Malam terakhir, jelang subuh ia menungguiku terbangun dari tidur nyenyakku. Rambutnya basah. Matanya sembab. Setengah sadar aku himpun pikiranku untuk segera kembali normal.
“Aku harus berterus terus sekarang!!”
“Soal apa?” Tanyaku membuat air-matanya menuruni pipi langsatnya.
“Aku...aku...???” Suaranya terbata-bata.
“Aku apa? Katakanlah?” Pintaku penasaran.
“Keputusan ini, mungkin sangat menyakitkan bagimu..!!” Ia terdiam. Aku juga belum mengerti apa yang ia maksudkan.
“Aisyah, nama samaran.
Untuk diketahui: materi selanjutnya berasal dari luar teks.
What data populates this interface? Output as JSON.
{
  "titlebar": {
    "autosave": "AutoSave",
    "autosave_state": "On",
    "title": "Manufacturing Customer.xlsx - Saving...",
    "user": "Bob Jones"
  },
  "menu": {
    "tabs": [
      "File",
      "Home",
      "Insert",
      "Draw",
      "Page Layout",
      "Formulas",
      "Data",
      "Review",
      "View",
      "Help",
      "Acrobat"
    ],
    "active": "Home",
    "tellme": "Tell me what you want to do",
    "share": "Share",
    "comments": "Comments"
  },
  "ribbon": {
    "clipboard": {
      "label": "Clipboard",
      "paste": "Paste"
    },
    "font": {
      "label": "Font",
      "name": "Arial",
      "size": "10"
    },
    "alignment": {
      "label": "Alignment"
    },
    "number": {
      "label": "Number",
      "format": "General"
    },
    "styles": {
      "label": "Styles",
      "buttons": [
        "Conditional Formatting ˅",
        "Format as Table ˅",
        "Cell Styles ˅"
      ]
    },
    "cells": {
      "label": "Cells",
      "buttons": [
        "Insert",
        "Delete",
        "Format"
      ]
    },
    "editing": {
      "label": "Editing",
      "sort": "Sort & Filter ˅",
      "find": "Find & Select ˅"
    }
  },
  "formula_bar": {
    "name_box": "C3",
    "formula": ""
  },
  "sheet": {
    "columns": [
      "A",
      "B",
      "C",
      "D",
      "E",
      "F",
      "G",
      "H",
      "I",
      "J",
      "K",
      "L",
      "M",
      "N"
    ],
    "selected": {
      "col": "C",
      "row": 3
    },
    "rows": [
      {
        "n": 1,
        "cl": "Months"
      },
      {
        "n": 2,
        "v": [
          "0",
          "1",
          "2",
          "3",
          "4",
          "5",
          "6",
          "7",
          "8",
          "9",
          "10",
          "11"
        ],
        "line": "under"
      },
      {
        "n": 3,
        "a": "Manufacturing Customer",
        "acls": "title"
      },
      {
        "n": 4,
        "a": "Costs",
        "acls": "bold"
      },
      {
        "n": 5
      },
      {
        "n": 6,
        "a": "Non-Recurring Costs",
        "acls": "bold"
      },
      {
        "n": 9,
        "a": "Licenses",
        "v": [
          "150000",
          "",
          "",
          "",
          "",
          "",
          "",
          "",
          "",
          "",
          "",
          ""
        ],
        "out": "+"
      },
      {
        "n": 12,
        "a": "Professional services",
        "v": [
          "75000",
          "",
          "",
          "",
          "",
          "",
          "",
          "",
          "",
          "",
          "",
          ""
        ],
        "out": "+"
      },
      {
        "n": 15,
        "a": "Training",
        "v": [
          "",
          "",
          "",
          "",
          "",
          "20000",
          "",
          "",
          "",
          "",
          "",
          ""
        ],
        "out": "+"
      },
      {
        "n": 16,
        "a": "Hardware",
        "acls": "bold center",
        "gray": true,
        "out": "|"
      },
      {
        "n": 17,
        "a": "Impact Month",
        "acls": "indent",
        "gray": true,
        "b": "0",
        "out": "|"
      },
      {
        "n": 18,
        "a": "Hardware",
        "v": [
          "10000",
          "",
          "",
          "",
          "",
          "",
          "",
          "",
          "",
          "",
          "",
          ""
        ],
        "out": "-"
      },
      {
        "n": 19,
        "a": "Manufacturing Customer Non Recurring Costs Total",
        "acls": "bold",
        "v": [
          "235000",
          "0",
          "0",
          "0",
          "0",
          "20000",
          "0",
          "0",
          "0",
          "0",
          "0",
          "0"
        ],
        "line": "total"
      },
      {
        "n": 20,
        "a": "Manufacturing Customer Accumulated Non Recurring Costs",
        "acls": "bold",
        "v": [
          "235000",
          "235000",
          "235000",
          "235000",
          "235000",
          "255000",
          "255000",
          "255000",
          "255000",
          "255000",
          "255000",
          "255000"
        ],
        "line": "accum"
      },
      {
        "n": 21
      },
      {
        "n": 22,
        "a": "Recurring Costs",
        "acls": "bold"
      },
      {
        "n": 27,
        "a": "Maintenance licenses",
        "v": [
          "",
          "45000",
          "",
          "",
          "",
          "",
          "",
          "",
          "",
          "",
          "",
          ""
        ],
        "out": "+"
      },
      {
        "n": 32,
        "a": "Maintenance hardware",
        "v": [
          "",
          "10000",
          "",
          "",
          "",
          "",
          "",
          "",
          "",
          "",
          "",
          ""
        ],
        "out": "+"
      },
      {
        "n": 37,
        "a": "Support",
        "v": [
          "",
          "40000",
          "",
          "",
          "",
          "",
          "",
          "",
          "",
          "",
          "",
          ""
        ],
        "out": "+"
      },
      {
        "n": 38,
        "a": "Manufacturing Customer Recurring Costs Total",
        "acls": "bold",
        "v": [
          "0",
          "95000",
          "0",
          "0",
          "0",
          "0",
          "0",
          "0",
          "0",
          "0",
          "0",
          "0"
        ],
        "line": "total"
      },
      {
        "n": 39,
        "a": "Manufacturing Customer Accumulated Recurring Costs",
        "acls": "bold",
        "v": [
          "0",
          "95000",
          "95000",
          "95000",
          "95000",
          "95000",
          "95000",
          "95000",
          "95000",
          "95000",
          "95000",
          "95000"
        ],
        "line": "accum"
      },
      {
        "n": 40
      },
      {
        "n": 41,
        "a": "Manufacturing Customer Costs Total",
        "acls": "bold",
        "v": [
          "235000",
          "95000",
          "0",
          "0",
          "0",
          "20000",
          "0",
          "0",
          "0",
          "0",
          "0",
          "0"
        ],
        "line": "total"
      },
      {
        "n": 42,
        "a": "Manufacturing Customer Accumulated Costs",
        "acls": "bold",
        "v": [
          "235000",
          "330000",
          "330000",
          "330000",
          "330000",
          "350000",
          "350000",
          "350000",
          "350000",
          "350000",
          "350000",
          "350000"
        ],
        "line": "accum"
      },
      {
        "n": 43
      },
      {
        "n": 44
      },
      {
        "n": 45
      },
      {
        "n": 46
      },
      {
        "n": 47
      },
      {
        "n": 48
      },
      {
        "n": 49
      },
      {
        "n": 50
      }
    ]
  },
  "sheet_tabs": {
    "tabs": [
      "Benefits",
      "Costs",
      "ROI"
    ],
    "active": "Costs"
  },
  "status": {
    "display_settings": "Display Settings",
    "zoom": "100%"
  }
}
Ita nama asliku. Aku sebenarnya sudah bersuami...” Sengatan listrik serasa menjalar di tubuhku. Aku hanya bisa terpaku di atas kasur dan selimut lusuh. Ruangan itu seolah-olah ambruk dan menimpali kepalaku. Ia berdiri. Jendela tertutup itu, ia buka dengan pelan, penuh penderitaan.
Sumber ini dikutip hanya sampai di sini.